Los Angeles is huge.
Thats whats been running my internal monologue during this holiday. LA is really frikkin huge.
The first few days out here, I lived in an acquaintance's guest room out along the Miracle Mile. They are digging a new purple line subway under there.
The neighborhood is far removed from the trappings of walkable society, and even a bicycle only gets you so far.
At the moment, I'm in an AirBNB hotel in South LA. Its something of a traditional hostel, living alongside another 8 or so college students. Wasn't intentional, but thats how these things end up. The new expo line is at most a half mile walk north. Ample access to bus lines. A large, well-manicutred private college campus nearby. The campus locks itself up at night as is certainly the most contemporary description of late-stage capitalism.
The private automobile maintains a tight monopoly on the use of public space in this city. It is fascinating, and has me realizing that I do make a number of implicit assumptions about the cities I choose to visit. Those assumptions didn't pan out in LA and I struggle to cope with the disappointment.
This year I pivoted. My side gig became my main gig, as a friend described it to me. I left engineering for some strange new world of California state law, politics, and property rights. I draw a paycheck in this line of work, believe it or not.
Its not where I expected to be just as 2017 rolls out into the past; I like where I am and what I do.
I describe myself to others as a community organizer. Guiding people into direct action to apply political and legal pressure on local governments. The law is wrong and must be changed.

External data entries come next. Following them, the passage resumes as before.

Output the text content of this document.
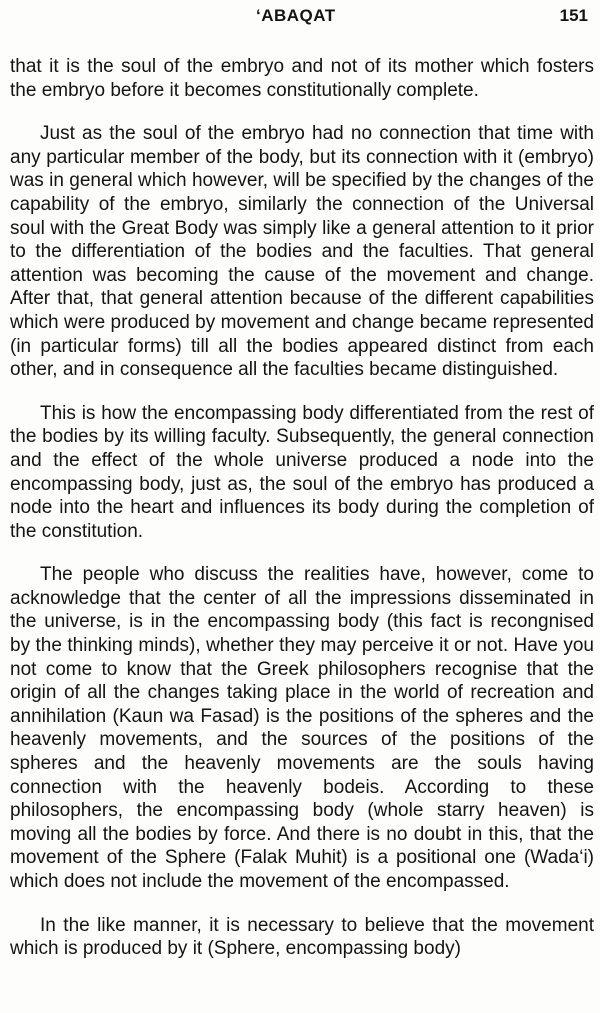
‘ABAQAT	151

that it is the soul of the embryo and not of its mother which fosters the embryo before it becomes constitutionally complete.

Just as the soul of the embryo had no connection that time with any particular member of the body, but its connection with it (embryo) was in general which however, will be specified by the changes of the capability of the embryo, similarly the connection of the Universal soul with the Great Body was simply like a general attention to it prior to the differentiation of the bodies and the faculties. That general attention was becoming the cause of the movement and change. After that, that general attention because of the different capabilities which were produced by movement and change became represented (in particular forms) till all the bodies appeared distinct from each other, and in consequence all the faculties became distinguished.

This is how the encompassing body differentiated from the rest of the bodies by its willing faculty. Subsequently, the general connection and the effect of the whole universe produced a node into the encompassing body, just as, the soul of the embryo has produced a node into the heart and influences its body during the completion of the constitution.

The people who discuss the realities have, however, come to acknowledge that the center of all the impressions disseminated in the universe, is in the encompassing body (this fact is recongnised by the thinking minds), whether they may perceive it or not. Have you not come to know that the Greek philosophers recognise that the origin of all the changes taking place in the world of recreation and annihilation (Kaun wa Fasad) is the positions of the spheres and the heavenly movements, and the sources of the positions of the spheres and the heavenly movements are the souls having connection with the heavenly bodeis. According to these philosophers, the encompassing body (whole starry heaven) is moving all the bodies by force. And there is no doubt in this, that the movement of the Sphere (Falak Muhit) is a positional one (Wada‘i) which does not include the movement of the encompassed.

In the like manner, it is necessary to believe that the movement which is produced by it (Sphere, encompassing body)
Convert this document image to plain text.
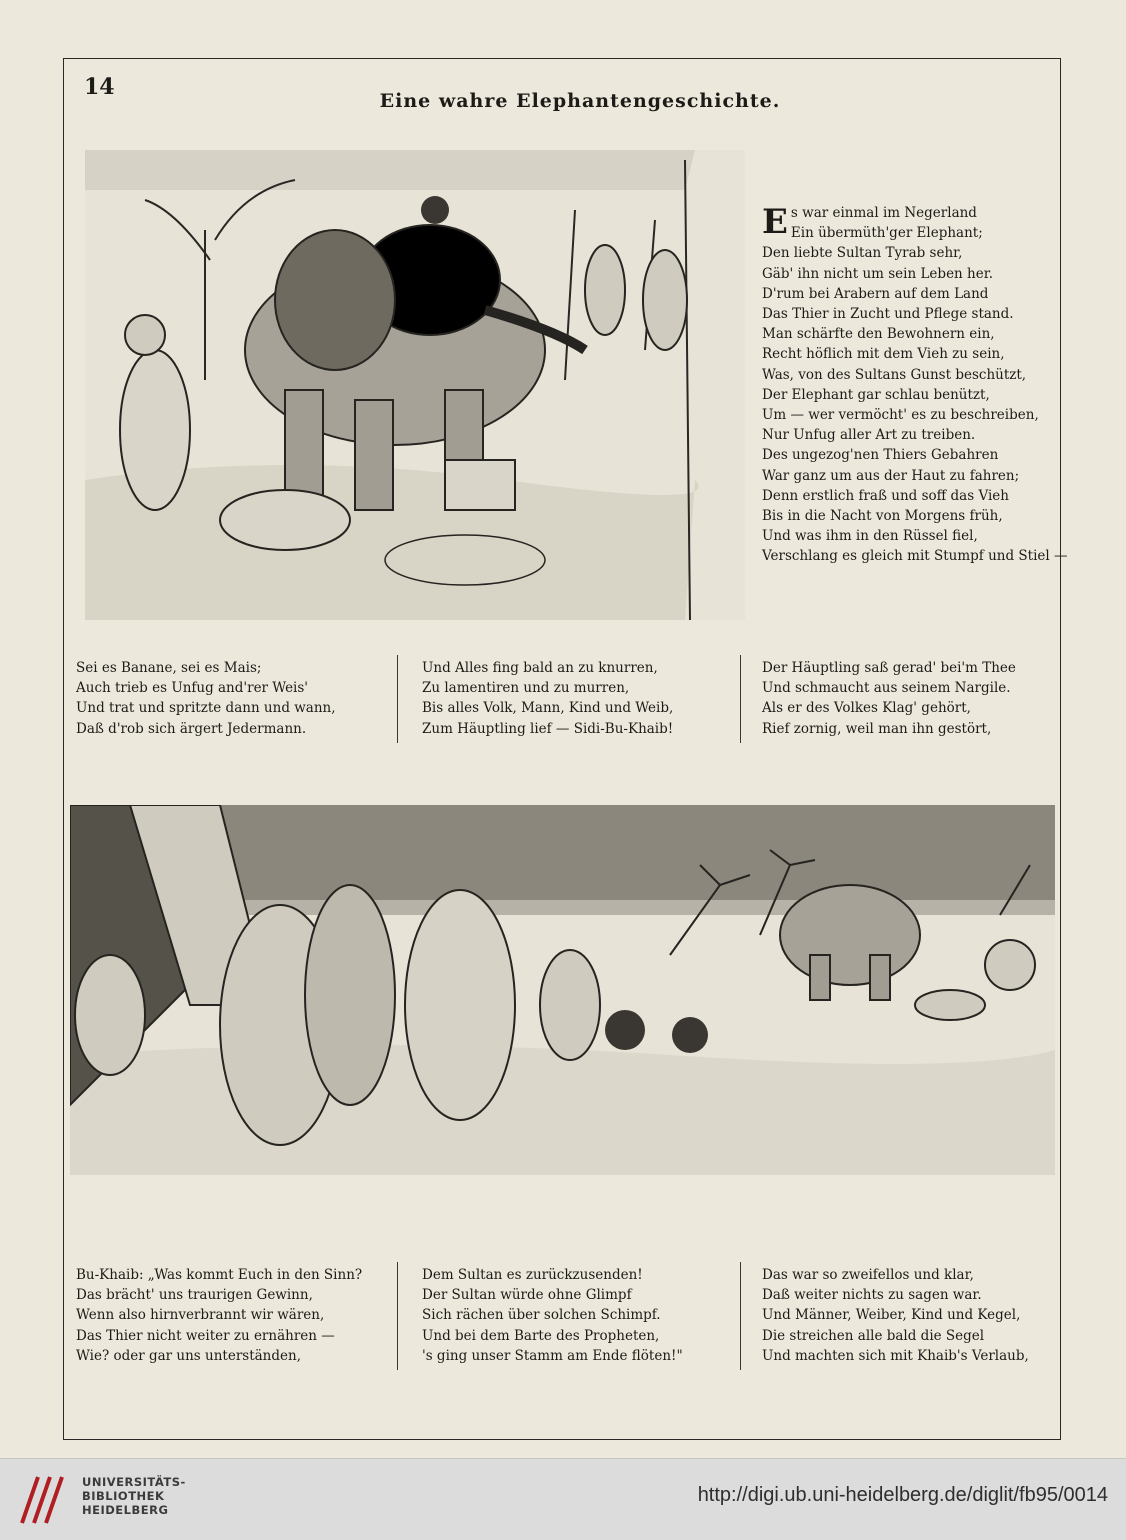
14
Eine wahre Elephantengeschichte.
E s war einmal im Negerland
Ein übermüth'ger Elephant;
Den liebte Sultan Tyrab sehr,
Gäb' ihn nicht um sein Leben her.
D'rum bei Arabern auf dem Land
Das Thier in Zucht und Pflege stand.
Man schärfte den Bewohnern ein,
Recht höflich mit dem Vieh zu sein,
Was, von des Sultans Gunst beschützt,
Der Elephant gar schlau benützt,
Um — wer vermöcht' es zu beschreiben,
Nur Unfug aller Art zu treiben.
Des ungezog'nen Thiers Gebahren
War ganz um aus der Haut zu fahren;
Denn erstlich fraß und soff das Vieh
Bis in die Nacht von Morgens früh,
Und was ihm in den Rüssel fiel,
Verschlang es gleich mit Stumpf und Stiel —
Sei es Banane, sei es Mais;
Auch trieb es Unfug and'rer Weis'
Und trat und spritzte dann und wann,
Daß d'rob sich ärgert Jedermann.
Und Alles fing bald an zu knurren,
Zu lamentiren und zu murren,
Bis alles Volk, Mann, Kind und Weib,
Zum Häuptling lief — Sidi-Bu-Khaib!
Der Häuptling saß gerad' bei'm Thee
Und schmaucht aus seinem Nargile.
Als er des Volkes Klag' gehört,
Rief zornig, weil man ihn gestört,
Bu-Khaib: „Was kommt Euch in den Sinn?
Das brächt' uns traurigen Gewinn,
Wenn also hirnverbrannt wir wären,
Das Thier nicht weiter zu ernähren —
Wie? oder gar uns unterständen,
Dem Sultan es zurückzusenden!
Der Sultan würde ohne Glimpf
Sich rächen über solchen Schimpf.
Und bei dem Barte des Propheten,
's ging unser Stamm am Ende flöten!"
Das war so zweifellos und klar,
Daß weiter nichts zu sagen war.
Und Männer, Weiber, Kind und Kegel,
Die streichen alle bald die Segel
Und machten sich mit Khaib's Verlaub,
UNIVERSITÄTS-
BIBLIOTHEK
HEIDELBERG
http://digi.ub.uni-heidelberg.de/diglit/fb95/0014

My two titles depending on the mood of the room are Co-Executive and Co-Executive Director; there's a subtle difference there not to be missed. One implements a plan, the other advances an agenda. Nobody actually cares about this detail, however. Its just there for my own guidance.
The next year is going to force me to reevaluate my ambitions; reconcile my role as State Housing Cop with my anarchist principles of autonomy and self-governance. I might even attend the next chaos communication congress.
I'm squeezing my relationships into this, somehow. Since starting buproprion I've come to have a renewed sense of connection with my family. Some of that connection has been twisting in the wind for too long and I'm motivated to fix that again.
New Years is the only holiday I celebrate in earnest. I'm glad to see 2017 pass. The next year will be rougher. Harder. Something will break and the floor will fall out. I don't feel like I'm ready for that. Bad omen. Tending to the relationships I've let grow cold will be something I prioritize in the new year. Just in case, you know. The fruits of that labor will be bountiful in good time.
This brings me to my resolution. I will be better at asking for help, at asking for the things I need, at relying on and trusting the people supporting me.
I've been accompanied on this adventure to Los Angeles by my partner, K. They've been a part of my life for nearly two years now. Fiercely independent. Strong. A rock for me when I need it. Relationship anarchy comes to mind as a descriptor for the Us we've nurtured and grown together. I rely on them, I rely on us; it nurtures me, it nurtures us.
They've taught me a lot about trusting another and drawing boundaries from that trust. My resolution is to grow this capability; to foster it in my other relationships.
23 hours until 2018 swings in and the world descends further into the void. I'm going to be ready, and I won't be alone.